AST is most effective when implemented within a framework. Testing frameworks may be defined as a set of abstract concepts, processes, procedures and environments in which automated tests will be designed, created, and implemented. This framework definition includes the physical structures used for test creation and implementation, as well as the logical interactions among those components.

Strictly speaking, that definition of framework is not very far from what we can understand by library. In order to make the difference clearer, consider the following quote from the well-known software engineering guru Martin Folwer:

A library is essentially a set of functions that you can call, these days usually organized into classes. Each call does some work and returns control to the client. A framework embodies some abstract design, with more behavior built in. In order to use it you need to insert your behavior into various places in the framework either by subclassing or by plugging in your own classes.
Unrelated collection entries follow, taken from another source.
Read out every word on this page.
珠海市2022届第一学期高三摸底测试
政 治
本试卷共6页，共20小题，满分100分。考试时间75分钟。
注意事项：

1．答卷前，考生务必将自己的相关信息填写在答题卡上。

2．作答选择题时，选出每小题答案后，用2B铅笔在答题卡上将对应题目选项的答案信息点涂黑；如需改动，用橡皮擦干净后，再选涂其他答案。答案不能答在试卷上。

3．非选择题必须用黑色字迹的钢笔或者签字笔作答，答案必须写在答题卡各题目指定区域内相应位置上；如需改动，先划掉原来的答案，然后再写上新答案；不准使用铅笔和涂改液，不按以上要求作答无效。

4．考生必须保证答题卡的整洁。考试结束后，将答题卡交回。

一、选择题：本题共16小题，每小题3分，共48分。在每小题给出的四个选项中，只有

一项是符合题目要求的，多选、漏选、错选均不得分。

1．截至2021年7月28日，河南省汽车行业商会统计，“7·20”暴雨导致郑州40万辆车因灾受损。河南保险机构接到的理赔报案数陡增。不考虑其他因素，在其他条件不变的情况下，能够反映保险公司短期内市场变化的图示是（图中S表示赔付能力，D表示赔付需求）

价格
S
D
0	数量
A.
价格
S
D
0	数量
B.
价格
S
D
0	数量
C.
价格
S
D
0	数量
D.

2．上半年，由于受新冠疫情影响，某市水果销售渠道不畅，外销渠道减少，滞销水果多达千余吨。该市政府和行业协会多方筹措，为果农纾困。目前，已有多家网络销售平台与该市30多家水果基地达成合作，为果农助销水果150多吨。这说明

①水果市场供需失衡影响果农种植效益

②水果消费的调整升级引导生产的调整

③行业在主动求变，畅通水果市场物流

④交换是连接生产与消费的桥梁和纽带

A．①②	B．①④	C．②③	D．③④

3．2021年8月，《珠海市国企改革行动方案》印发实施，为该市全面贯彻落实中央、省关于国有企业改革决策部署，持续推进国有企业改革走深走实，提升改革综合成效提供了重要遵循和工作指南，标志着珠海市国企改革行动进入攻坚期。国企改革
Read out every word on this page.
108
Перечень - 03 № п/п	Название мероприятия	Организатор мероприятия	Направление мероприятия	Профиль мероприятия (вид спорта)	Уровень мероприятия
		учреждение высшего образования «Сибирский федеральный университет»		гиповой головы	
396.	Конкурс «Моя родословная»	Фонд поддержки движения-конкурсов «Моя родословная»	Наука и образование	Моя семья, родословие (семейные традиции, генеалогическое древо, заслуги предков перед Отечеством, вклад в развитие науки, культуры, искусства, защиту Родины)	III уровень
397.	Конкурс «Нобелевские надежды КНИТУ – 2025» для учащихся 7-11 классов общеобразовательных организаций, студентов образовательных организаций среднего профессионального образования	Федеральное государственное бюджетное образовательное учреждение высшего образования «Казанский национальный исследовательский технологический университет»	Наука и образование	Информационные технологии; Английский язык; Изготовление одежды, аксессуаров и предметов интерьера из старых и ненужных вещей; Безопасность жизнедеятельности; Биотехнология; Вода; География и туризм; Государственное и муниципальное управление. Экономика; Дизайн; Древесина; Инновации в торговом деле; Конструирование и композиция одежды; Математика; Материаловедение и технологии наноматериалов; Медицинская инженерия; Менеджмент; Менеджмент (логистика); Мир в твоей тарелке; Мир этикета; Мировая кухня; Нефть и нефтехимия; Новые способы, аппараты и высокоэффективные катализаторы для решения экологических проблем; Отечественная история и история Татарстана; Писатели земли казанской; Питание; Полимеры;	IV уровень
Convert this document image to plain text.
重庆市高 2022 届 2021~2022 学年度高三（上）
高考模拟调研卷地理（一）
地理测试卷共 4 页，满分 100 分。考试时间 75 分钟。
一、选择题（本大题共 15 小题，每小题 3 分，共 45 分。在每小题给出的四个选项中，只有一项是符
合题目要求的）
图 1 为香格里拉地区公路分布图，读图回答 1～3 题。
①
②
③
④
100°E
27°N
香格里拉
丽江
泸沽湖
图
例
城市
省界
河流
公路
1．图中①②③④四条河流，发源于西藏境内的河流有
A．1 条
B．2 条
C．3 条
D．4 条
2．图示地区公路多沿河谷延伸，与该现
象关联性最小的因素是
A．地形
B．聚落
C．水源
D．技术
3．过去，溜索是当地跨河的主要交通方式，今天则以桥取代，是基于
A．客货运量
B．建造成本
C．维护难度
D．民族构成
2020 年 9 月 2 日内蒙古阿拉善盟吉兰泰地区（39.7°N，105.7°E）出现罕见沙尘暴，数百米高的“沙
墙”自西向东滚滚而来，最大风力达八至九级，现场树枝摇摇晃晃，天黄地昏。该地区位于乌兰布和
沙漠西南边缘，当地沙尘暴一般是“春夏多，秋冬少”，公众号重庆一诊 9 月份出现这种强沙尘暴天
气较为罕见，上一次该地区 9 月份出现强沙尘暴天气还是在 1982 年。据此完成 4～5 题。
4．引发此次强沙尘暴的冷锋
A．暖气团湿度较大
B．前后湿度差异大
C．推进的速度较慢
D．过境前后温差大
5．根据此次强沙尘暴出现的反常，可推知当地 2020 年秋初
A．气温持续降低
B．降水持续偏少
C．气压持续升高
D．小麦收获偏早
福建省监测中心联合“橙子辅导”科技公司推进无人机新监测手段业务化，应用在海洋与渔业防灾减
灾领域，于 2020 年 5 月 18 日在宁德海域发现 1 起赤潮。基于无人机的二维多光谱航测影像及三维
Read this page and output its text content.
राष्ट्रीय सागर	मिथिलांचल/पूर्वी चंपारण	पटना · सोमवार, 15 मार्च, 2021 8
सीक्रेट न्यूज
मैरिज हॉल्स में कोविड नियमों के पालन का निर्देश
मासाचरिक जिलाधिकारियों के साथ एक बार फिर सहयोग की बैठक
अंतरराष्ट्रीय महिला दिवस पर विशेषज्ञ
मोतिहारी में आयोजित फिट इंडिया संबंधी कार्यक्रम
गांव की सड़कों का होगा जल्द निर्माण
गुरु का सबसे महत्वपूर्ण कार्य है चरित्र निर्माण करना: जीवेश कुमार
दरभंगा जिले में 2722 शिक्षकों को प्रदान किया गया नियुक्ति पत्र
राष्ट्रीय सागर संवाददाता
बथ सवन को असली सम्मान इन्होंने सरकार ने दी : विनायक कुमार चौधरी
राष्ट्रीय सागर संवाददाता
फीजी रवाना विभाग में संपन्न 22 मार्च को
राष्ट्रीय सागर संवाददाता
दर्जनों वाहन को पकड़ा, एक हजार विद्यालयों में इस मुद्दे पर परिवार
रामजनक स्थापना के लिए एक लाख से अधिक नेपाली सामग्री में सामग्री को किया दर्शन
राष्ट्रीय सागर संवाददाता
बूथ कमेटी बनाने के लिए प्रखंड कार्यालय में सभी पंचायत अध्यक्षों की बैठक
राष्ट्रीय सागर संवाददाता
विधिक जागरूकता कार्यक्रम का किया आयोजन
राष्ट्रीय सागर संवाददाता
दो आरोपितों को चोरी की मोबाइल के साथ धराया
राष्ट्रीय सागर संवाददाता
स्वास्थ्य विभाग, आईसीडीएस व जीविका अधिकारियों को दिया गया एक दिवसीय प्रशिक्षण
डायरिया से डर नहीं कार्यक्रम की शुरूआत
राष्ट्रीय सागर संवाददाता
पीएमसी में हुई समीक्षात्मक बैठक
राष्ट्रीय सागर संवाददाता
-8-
The framework's code then calls your code at these points.
Visual explanation of the difference between library and framework

Frameworks are becoming more and more important in modern software development. They provide a capability highly desired in software-intensive systems: reusability. This way, large applications will end up consisting of layers of frameworks that cooperate with each other.

Other testing approaches

As introduced at the beginning of this section, there is no an universal definition for the different forms of testing. In this section we review some of the most commonly varieties of testing available in the literature not covered so far. For instance, when the testing process is performed to determine whether the system meets its specifications, it is known as conformance testing. When a new feature or functionality is introduced to a system (we can call it a build), the way of testing this new feature in known as progression testing. In addition to that, to check that the new introduced changes do not affect the correctness of the rest of the system, the existing test cases are exercised. This approach is commonly known as regression testing.

When the system interacts with any external or third-party system, another testing could be done, known as system integration testing. This kind of testing verifies that the system is integrated to any external systems properly.

User or customer testing is a stage in the testing process in which users or customers provide input and advice for system testing. Acceptance testing is a type of user testing, but there can also be different types of user testing:

  • Alpha testing: This takes place at developers' sites, working together with the software's consumers, before it is released to external users or customers.
  • Beta testing: This takes place at customer's sites and involves testing by a group of customers who use the system at their own locations and provide feedback, before the system is released to other customers.
  • Operational testing: This is performed by the end user in its normal operating environment.

Finally, release testing refers to the process of testing a particular release of a system performed by a separate team outside the development team. The primary goal of the release testing process is to convince the supplier of the system that is good enough for use.